Click here to download a set of powerpoint slides from a talk David McNeill presented at the Fest for Bob Krauss.
Gesture and Thought
David McNeill's book Gesture and Thought was published in the
fall of 2005, by the University of Chicago Press. You can read a
precis of it by clicking here.
Multimodal Annotation Tools Comparison
In June of 2005, Katharina Rohlfing, Dan Loehr, and Susan Duncan organized a workshop in which a variety of tools were discussed and compared in a very systematic way. Please visit the wiki describing the workshop! You'll find information both about the tools compared and about how using different tools can shape analysis.
Meeting Analysis
As part of a larger project with computer scientists/engineers at Virginia Tech and
Purdue Universities, we are analyzing the multimodal aspects of meetings
(air force officers taking part in planning scenarios) in terms of speech (prosody, co-reference),
gaze, and gesture. A summary of some of this work can be downloaded by clicking here. This project is supported by ARDA under the VACE program.

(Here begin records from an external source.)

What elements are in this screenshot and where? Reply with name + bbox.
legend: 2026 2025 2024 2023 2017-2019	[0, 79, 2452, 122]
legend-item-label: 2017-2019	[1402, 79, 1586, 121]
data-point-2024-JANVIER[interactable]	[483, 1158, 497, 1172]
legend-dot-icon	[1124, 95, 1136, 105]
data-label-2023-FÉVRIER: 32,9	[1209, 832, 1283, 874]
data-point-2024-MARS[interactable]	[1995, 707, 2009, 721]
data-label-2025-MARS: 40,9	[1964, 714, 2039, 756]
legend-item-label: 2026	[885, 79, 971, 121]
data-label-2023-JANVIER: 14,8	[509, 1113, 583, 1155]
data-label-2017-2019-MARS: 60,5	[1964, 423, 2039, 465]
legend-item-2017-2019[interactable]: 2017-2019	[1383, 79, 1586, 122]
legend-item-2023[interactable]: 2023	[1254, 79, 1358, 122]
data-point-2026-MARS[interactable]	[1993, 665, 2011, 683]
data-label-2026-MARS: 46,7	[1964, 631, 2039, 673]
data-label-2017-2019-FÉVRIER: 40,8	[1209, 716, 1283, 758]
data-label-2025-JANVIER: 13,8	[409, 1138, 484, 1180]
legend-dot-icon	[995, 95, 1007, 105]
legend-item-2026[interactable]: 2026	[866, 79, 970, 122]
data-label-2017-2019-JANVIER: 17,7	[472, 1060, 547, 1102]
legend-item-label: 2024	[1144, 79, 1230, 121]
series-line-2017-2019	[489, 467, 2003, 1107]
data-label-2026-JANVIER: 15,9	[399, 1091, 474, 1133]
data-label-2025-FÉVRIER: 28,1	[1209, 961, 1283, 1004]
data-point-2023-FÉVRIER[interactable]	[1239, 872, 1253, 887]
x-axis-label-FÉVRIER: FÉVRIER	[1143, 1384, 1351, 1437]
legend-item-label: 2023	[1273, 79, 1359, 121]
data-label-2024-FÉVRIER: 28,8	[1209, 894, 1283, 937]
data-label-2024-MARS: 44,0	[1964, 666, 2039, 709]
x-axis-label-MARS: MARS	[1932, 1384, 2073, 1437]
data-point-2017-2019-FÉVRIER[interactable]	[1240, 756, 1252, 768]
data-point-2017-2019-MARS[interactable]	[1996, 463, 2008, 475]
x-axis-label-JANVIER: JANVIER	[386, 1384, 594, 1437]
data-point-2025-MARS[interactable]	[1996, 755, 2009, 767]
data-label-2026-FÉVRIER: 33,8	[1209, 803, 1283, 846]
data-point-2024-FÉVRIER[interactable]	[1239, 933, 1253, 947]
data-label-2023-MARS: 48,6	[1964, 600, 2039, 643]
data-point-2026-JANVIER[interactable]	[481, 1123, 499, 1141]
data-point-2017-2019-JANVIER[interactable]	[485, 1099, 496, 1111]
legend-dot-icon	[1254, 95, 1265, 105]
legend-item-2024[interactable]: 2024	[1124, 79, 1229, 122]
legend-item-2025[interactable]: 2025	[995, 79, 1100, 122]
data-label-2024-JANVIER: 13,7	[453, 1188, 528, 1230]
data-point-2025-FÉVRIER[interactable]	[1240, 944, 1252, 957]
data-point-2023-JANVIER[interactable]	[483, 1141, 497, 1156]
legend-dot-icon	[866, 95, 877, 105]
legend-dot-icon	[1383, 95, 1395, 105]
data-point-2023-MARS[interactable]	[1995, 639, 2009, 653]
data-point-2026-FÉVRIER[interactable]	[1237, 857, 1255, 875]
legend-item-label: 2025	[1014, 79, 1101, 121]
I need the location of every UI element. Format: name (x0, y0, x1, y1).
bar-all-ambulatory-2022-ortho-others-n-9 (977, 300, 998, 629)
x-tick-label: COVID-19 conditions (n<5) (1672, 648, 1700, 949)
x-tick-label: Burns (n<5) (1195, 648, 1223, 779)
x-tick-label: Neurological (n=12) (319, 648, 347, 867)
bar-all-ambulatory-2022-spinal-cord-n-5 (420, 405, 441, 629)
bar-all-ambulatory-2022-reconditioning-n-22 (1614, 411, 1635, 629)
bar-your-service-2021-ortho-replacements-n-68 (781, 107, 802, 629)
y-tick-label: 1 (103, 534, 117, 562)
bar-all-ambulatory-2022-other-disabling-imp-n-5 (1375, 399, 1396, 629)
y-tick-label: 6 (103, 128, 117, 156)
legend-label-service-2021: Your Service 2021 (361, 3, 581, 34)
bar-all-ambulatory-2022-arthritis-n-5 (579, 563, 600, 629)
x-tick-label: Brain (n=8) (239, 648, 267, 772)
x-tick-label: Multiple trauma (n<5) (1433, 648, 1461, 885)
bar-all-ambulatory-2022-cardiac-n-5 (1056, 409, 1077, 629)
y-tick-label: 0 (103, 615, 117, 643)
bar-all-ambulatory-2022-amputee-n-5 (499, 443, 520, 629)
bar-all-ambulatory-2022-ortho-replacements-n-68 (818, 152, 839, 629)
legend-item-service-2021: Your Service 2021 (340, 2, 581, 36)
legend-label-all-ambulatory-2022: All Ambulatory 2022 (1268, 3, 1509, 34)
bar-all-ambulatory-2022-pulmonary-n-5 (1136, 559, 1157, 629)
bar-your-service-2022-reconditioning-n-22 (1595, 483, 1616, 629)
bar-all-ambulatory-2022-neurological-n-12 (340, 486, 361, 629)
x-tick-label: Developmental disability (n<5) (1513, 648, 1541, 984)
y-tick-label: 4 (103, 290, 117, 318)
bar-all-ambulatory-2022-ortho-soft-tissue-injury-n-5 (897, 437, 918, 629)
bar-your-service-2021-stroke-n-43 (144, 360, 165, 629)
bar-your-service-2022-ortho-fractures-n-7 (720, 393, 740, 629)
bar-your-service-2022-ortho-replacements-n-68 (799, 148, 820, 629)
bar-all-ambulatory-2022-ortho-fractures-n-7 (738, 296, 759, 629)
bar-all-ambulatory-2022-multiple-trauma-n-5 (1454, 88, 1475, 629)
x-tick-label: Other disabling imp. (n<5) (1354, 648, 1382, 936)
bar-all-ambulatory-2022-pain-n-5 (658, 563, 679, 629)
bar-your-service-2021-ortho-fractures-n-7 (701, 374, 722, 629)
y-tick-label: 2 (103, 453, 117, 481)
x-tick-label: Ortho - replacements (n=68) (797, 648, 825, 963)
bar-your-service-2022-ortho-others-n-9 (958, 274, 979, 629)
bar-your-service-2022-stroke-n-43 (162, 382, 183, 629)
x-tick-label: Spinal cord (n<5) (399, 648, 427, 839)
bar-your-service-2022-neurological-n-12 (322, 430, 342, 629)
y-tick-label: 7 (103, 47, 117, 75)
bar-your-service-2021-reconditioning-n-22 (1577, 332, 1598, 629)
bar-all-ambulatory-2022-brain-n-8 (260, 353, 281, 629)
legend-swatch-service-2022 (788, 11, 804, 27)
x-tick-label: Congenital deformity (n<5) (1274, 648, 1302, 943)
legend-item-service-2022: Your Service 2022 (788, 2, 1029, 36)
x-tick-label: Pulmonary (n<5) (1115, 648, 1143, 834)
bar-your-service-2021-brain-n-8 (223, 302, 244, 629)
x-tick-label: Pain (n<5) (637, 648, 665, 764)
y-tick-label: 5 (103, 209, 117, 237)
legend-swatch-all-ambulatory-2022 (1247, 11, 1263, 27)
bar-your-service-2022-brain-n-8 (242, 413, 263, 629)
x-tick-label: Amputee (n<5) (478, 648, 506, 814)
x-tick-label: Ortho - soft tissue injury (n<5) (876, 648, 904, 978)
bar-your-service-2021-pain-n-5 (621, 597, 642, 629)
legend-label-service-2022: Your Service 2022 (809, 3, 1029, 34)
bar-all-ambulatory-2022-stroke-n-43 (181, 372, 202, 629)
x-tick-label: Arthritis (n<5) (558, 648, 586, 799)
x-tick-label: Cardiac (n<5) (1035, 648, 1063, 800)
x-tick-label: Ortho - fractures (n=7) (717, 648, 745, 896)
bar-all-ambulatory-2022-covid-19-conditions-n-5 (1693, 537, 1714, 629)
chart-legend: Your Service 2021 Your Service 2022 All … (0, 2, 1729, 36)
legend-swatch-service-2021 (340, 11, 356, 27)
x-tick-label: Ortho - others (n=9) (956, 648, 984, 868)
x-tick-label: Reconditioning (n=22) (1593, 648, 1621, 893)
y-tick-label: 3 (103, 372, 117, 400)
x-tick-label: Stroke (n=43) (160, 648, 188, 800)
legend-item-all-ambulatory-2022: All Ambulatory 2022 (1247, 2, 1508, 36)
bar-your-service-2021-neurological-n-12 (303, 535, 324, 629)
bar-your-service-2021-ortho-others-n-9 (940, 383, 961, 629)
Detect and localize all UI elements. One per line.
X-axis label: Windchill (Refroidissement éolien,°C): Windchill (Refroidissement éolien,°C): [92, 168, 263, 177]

Math instruction for the visually impaired
Again with our computer science and engineering colleagues, we are examining protocols of
blind students receiving math instruction via different haptic/tactile displays from the
viewpoint of how well these devices convey the embodied behavior of the instructor. Given the
importance of deictic gestures in math instruction, our approaches focuses on giving the student
a sense of the deictic behavior of the instructor. The purpose of these displays is to facilitate
discourse maintenance between the teacher and student when using a graphic for instruction. This
project is supported by the NSF/HSD program.
ITR-Avatar
This project is focused on the development of a behaviorally correct
avatar interface for on-line tutoring in a distance learning context.
The proposed interface attempts to incorporate psycholinguistic
principles that address challenges unique to this context.
For example, this interface differs from canned 'text-to-speech' avatars
in that we facilitate vivid interaction using the tutor's own voice
along with the concomitant prosody. In a highly spatial and contextually
rich interaction, providing a sense of situatedness between the tutor
and student is crucial in facilitating learning. This situatedness
relies on temporal as well as spatial dimensions.
KDI
The KDI (Knowledge Development Initiative) Project was a collaborative
effort to build tools for the gesture, speech and gaze anaysis carried
out with Professor Francis Quek and colleagues. More information is available
on Professor Quek's
website.
STIMULATE
This project (our first project with Francis Quek) investigated automatic
discourse segmentation of multimodal
communication data. The goal was to develop a means of determining
discourse
structure from analysis of video and voice data and to address
the interpretation of gesture, speech, and gaze in discourse management.
More information is available
on Professor Quek's
website.
The Motion Events Project
The McNeill Lab has been engaged upon a cross-linguistic comparison of
the expression of motion events in speech and gesture since 1994. We have a sizable
library of the same stimulus stories being retold by speakers of different languages
(English, Japanese, Chinese, Korean, Georgian, Swahili, and most of the
European languages), by non-native speakers at different stages of
learning English, by children at various ages, by adolescent deaf children not
exposed to language models, and by speakers with neurological impairments
(aphasic, right hemisphere damage, and split-brain patients).